Yannick Cotter

Personal information
- Date of birth: 3 January 2002 (age 24)
- Place of birth: Sion, Switzerland
- Height: 1.76 m (5 ft 9 in)
- Position: Left winger

Team information
- Current team: Martigny-Sports
- Number: 11

Youth career
- 0000–2019: Sion
- 2020–2021: Juventus

Senior career*
- Years: Team / Apps / (Gls)
- 2019–2020: Sion / 2 / (0)
- 2020–2023: Juventus Next Gen / 0 / (0)
- 2020: → Sion (loan) / 0 / (0)
- 2023–2024: Yverdon-Sport / 0 / (0)
- 2023–2024: Yverdon-Sport II / 8 / (1)
- 2024–2025: Paradiso / 9 / (0)
- 2025–2026: Schwarz-Weiß Bregenz / 9 / (0)
- 2026–: Martigny-Sports / 2 / (0)

International career
- 2016–2017: Switzerland U15 / 7 / (5)
- 2017–2018: Switzerland U16 / 8 / (1)
- 2018–2019: Switzerland U17 / 10 / (1)
- 2019: Switzerland U19 / 2 / (0)

= Yannick Cotter =

Swiss footballer (born 2002)

Yannick Cotter (born 3 January 2002) is a Swiss professional footballer who plays as a left winger for 1. Liga Classic side Martigny-Sports.

==Club career==
===Sion===
Cotter is a product of Sion.
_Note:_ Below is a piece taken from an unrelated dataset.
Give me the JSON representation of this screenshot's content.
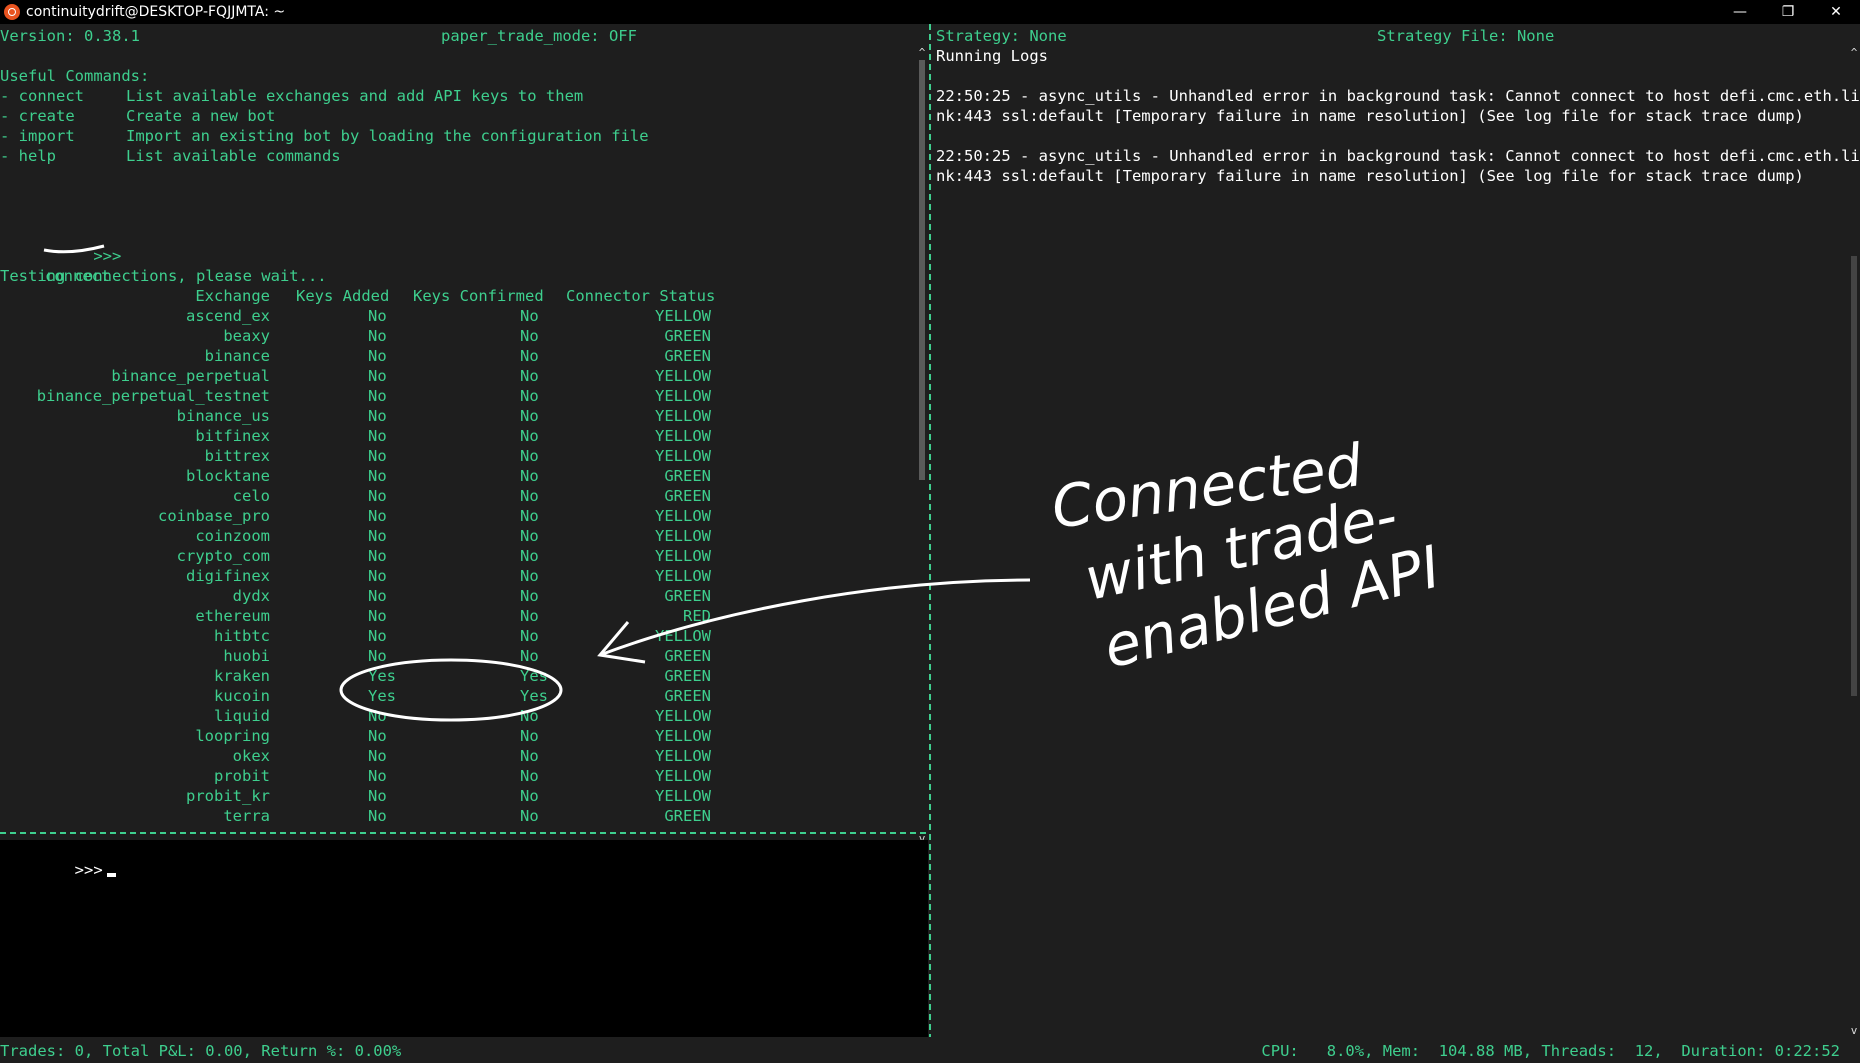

In the 2018–19 season, Cotter scored 11 goals in 26 for the under-18s. Aged 17, Cotter played with the Sion U21 in the Swiss Promotion League. In the beginning of December 2019, 17-year old Cotter began training with the first team.
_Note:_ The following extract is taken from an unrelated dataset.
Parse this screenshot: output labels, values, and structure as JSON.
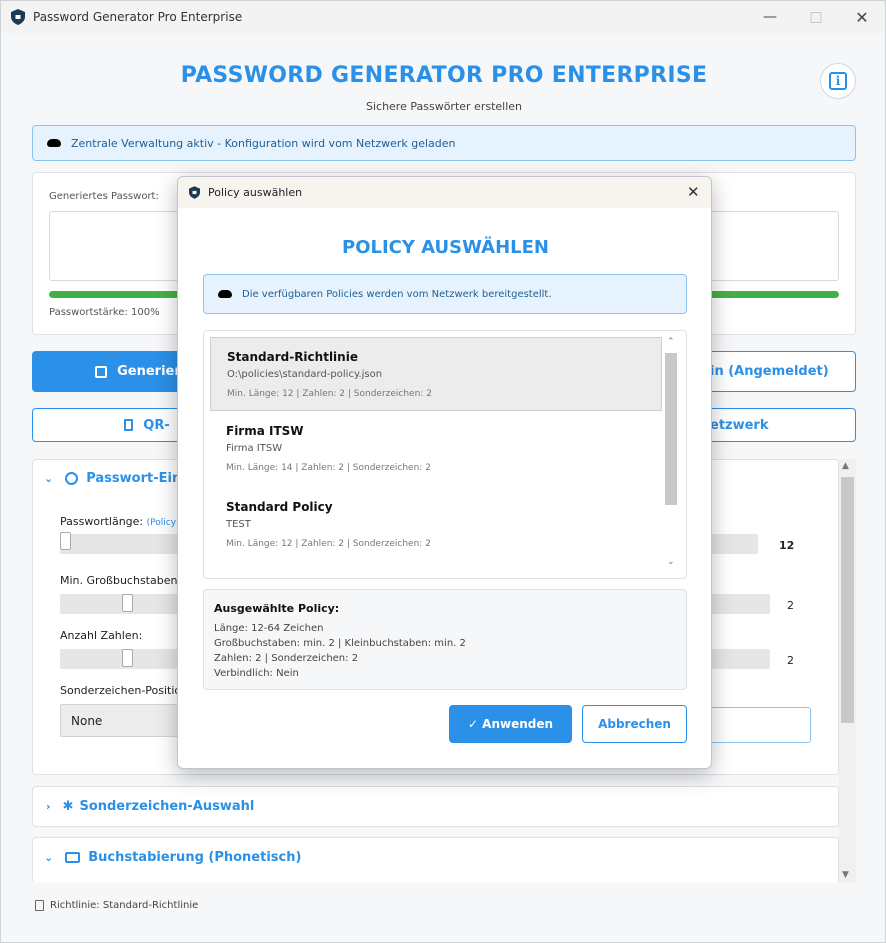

He made his official and professional debut on 8 December 2019, against Basel in the Swiss Super League; Cotter started on the bench, and replaced Seydou Doumbia in the 59th minute. He also came on from the bench in the following league game against Neuchâtel Xamax.

===Juventus===
In the beginning of January 2020, Cotter was officially sold to Italian side Juventus. Cotter reportedly signed a deal until June 2024, and was sold for a fee of around €4,9 million. He remained at Sion on loan for the rest of the season. However, due to the suspension of football in Switzerland during the COVID-19 pandemic, he made no official appearances for the club in his loan spell.

Having returned to Juventus in July 2020, Cotter was registered to the club's under-19 team for the 2020–21 season. He played 171 minutes, spread over 12 league games, and scored two goals in the Campionato Primavera 1. During a training session in June 2021, Cotter suffered an anterior cruciate ligament injury, which kept him out for about eight months. He returned to train with Juventus U23 – the reserve team of Juventus – in April 2022.

===Yverdon-Sport===
On 22 August 2023, Cotter signed a two-year contract with Yverdon-Sport.

Before his departure a year later, Cotter only managed to play 8 games for the club's reserve team and no games for the first team.

===FC Paradiso===
In August 2024, it was confirmed that Cotter switched to the Swiss Promotion League side FC Paradiso.

===Schwarz-Weiß Bregenz===
Ahead of the 2025-26 season, Cotter joined Austrian 2. Liga side Schwarz-Weiß Bregenz.